COLUMN #208 夜に勤める

天使は言葉を伝えるために、自らを透明にしているという。
文法も、きっと同じだと思う。
僕たちは新しい言語を学ぶとき、まずは文法を覚え、規則に従って言葉を並べる。
しかし、その規則に縛られすぎてしまうと、言葉は自然に流れない。
文法は学び、身につけ、そして忘れられてこそ、初めて意味を運ぶ。
忘却の中で透明な秩序となる。
天使も文法も、透明であることが不可欠なのだ。
僕が働いているのは、MIDORI.so NIHONBASHIの夜の時間帯だ。
照明が落ちたラウンジで、利用者たちは小声で会話を始めたり、沈黙のままソファに沈んだりしている。
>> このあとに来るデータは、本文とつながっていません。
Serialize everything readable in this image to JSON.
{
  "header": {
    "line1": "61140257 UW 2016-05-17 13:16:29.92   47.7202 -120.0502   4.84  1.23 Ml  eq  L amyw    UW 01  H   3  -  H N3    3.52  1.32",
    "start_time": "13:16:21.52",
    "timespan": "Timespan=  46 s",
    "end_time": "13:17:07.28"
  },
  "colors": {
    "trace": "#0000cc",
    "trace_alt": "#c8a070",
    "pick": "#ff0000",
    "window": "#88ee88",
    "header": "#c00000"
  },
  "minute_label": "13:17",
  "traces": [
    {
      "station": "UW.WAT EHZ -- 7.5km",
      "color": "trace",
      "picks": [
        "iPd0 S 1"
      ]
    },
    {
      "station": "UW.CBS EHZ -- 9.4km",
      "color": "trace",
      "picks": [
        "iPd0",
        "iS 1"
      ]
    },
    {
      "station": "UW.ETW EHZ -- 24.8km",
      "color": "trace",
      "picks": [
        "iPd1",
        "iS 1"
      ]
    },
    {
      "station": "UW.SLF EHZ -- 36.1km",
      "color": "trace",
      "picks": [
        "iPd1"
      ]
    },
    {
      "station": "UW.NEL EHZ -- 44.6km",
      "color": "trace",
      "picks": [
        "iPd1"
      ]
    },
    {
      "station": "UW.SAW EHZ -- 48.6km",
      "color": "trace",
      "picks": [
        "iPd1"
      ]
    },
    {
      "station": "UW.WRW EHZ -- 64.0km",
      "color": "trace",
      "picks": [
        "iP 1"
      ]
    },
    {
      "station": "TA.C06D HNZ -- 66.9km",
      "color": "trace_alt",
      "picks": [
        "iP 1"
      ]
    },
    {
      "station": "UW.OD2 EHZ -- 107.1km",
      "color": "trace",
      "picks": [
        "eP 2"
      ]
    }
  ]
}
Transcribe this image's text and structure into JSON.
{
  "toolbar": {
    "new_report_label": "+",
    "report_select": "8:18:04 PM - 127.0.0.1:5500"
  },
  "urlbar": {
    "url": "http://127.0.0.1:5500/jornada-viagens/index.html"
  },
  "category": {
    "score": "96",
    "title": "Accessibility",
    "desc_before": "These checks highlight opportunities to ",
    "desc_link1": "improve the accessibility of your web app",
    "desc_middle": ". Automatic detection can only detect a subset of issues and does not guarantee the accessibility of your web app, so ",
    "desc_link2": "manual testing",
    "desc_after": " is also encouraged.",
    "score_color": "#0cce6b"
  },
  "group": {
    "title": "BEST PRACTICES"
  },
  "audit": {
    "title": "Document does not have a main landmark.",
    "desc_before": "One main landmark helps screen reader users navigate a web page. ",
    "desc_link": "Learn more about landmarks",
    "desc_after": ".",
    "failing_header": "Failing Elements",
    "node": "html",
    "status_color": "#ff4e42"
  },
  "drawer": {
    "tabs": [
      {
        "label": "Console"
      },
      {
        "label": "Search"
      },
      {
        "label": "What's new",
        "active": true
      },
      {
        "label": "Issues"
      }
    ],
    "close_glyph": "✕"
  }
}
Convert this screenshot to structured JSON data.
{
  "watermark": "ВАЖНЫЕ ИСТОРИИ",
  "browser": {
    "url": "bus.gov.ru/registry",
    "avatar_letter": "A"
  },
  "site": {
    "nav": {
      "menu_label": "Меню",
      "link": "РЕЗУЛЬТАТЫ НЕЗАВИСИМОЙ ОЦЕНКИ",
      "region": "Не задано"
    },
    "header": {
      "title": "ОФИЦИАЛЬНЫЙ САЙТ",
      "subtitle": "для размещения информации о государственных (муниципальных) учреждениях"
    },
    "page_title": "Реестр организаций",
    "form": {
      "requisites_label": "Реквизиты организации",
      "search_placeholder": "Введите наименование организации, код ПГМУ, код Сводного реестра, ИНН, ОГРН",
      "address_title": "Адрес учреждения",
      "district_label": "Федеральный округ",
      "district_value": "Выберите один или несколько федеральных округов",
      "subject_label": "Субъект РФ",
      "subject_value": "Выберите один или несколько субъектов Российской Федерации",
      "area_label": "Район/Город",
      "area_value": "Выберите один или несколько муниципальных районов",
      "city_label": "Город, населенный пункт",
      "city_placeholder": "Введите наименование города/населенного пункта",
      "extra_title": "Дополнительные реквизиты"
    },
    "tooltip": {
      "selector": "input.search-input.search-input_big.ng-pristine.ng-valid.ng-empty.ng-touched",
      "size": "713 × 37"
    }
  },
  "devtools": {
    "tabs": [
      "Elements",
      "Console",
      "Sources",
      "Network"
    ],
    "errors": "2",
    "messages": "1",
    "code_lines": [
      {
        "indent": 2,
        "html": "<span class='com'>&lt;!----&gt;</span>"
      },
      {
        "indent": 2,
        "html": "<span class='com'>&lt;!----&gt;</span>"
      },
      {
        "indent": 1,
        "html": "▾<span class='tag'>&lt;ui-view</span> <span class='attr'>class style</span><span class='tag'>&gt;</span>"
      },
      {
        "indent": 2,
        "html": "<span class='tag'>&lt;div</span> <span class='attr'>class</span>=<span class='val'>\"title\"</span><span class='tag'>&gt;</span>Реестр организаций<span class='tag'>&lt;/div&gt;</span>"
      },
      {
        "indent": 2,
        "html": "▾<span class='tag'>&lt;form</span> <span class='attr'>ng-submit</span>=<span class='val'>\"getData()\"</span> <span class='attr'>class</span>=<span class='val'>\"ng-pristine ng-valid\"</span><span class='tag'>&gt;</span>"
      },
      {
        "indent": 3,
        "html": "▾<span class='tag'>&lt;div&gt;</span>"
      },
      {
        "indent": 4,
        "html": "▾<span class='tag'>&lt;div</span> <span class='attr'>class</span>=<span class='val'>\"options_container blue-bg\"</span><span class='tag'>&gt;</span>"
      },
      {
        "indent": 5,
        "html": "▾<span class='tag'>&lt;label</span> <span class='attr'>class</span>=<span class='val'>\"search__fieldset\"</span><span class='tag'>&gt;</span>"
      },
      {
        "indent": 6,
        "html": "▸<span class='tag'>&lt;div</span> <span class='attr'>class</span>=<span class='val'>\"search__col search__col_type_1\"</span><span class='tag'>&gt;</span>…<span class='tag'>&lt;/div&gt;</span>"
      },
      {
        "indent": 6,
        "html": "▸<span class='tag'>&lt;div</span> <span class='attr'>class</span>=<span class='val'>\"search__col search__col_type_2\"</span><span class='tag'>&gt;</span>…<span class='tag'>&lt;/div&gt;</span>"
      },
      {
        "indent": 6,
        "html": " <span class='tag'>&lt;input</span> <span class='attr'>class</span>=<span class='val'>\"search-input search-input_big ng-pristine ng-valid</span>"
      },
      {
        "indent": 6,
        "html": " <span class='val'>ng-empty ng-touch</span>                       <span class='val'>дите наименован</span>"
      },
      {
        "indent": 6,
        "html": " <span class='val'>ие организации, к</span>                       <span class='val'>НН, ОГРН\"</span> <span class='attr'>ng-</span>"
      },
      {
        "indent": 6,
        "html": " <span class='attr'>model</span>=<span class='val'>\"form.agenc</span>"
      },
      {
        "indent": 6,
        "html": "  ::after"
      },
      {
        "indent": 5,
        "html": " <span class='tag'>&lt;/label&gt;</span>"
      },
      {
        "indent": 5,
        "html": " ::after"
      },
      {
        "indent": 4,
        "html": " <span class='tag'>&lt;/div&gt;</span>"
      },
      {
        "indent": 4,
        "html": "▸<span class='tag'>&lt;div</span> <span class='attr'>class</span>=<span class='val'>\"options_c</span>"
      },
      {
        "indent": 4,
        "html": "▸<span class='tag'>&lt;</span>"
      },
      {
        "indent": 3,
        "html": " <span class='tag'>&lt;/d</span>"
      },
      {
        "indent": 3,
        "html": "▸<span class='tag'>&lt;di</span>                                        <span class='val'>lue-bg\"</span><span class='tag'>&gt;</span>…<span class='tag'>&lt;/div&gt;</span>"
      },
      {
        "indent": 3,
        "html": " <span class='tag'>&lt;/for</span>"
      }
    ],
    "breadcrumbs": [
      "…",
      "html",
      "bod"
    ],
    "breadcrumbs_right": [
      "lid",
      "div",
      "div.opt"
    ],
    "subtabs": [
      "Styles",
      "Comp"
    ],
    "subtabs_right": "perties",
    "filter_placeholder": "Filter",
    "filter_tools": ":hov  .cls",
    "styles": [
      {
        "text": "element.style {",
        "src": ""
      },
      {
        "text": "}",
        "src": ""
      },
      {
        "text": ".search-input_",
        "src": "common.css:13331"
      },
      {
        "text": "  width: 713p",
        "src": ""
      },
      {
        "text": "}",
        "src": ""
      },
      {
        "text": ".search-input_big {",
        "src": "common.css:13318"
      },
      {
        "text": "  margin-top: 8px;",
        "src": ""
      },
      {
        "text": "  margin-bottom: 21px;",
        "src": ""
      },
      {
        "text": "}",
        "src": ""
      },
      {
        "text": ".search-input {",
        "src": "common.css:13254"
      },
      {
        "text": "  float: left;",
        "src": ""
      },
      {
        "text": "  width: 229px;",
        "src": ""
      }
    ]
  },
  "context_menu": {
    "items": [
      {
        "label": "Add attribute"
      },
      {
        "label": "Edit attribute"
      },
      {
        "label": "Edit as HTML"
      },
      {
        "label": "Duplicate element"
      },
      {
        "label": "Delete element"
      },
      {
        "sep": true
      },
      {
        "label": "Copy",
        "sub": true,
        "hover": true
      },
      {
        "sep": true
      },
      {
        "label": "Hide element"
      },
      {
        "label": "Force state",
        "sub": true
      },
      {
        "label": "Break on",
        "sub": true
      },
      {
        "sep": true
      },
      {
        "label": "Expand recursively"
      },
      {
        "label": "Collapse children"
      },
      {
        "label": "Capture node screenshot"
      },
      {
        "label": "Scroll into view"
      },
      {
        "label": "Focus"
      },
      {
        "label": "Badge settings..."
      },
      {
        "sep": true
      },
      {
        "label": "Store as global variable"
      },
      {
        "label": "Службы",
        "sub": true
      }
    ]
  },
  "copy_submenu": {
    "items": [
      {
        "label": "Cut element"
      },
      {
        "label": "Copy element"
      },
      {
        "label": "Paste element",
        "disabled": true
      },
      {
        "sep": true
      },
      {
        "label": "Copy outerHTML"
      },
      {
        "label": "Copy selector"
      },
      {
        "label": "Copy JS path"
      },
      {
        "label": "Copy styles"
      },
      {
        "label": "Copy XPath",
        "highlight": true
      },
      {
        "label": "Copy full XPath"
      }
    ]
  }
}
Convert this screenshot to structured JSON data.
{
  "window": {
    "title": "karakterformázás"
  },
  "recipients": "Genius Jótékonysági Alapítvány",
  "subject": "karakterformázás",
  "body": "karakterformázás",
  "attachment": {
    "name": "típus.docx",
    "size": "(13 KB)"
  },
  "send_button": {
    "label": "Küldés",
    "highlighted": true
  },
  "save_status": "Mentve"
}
呼吸や足音、ページをめくる音、カップが触れ合うかすかな音、キーボードをたたく音、すでに眠りについた人の存在そのものが、互いに絡み合い、一体となってハーモニーを生み出している。
一人ではあるが、孤独ではない感じがする。
僕の存在は目立たないが、その目立たなさが秩序を支えているように感じられる。
僕は空間と一緒に呼吸しているような気がする。
光は、何かを見えるようにするために、自らを透明にする。
光自身はそこにあるけれど、見る者の目に入るのは、照らされたものだけだ。
文法も同じで、そこにある規則は見えないまま、透明な秩序として意味を運ぶ。
透明なものの働きが、何かを存在させる。
僕もまた、表に出すぎれば秩序は乱れる。
透明であることは、ときに孤独に近い。
誰かに気づかれることもあれば、忘れられることもある。
それでもいいかなと思う。
天使であるためには、透明であることが必要だからだ。
天使も光も、文法も、姿を見せない。
実体はない。
それでも確かに存在している。
目に見えないものが、意味を運んでいる。
見えない力が、場を形作り、偶然の連鎖が良質なカオスを生むこともあるだろう。
夜の時間に働く僕もまた、この透明な秩序の一部として、静かに場を支えていられたらと密かに願う。